Posted by andrew (Favicon staff member) over 2 years ago
@TheEulerID as part of the single market then yes buying a SIM online and getting it delivered to a UK address should be no problem. Wondering how well it will work, i.e. does EU regs forbid some clause where can only be using in bundle roaming for x days every 90 days for example?
Posted by Michael_Chare over 2 years ago
Mobile phones are like broadband. The performance tends to reduce when you are not in densely populated areas. This appears to be a surprise for those that live in the Westminster bubble.
Posted by ValueforMoney over 2 years ago
He could just demand Ofcom enforce the 98% (95% by nation)coverage obligation by 2017 held by 02. It's 2MBps indoors with identifiable db signals. Beyond that signal boosters and antennas could be used.

I am assuming the network sharing deal with VODA means they will also offer the 98% - 2Mbps indoors.
Posted by burakkucat over 2 years ago
"i.e. avoid one MP needing to squat against a sink to get a sink"

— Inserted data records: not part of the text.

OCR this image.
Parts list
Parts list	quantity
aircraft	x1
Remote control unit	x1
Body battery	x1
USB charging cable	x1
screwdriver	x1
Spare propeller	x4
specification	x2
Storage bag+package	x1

Perhaps you would now care to correct the above nonsense?
Posted by csimon over 2 years ago
Roaming won't work when there's no acceptable signal in the first place. It seems this has been introduced to please those who normally have excellent access (cities?) but then find their provider has less coverage when they venture out of their normal area, and maybe another operator has better access there. What about people who actually live in areas where there is little or no coverage anyway? Again, this is a case of providing even better service to areas already well served.
Posted by chrysalis over 2 years ago
whats funny about this is that rural cover/performance for 3g is better than city areas, city areas have performance issues much more than rural I think due to combination of congestion and buildings blocking signals.
Posted by csimon over 2 years ago
That's a very generalised comment, I'm in a rural area and there is patchy 2G coverage and basically non-existsent 3G. This is due to mountains blocking signals...
Posted by fredforest over 2 years ago
@TheEulerID EU roaming won't be free, just the same price as home, eventually.

The problem, as others have already pointed out, is that there are a lack of masts in the countryside with suitable backhaul. EE and 3 already mast share and Voda and o2 are working in a similar way, in some spots all 4 of the big operators have to share infrastructure.

In this area there were fervent campaigns against masts in the early 2000's and as a result we have miserable coverage and lot's of complaints. Sometimes from the very people who campaigned against the masts.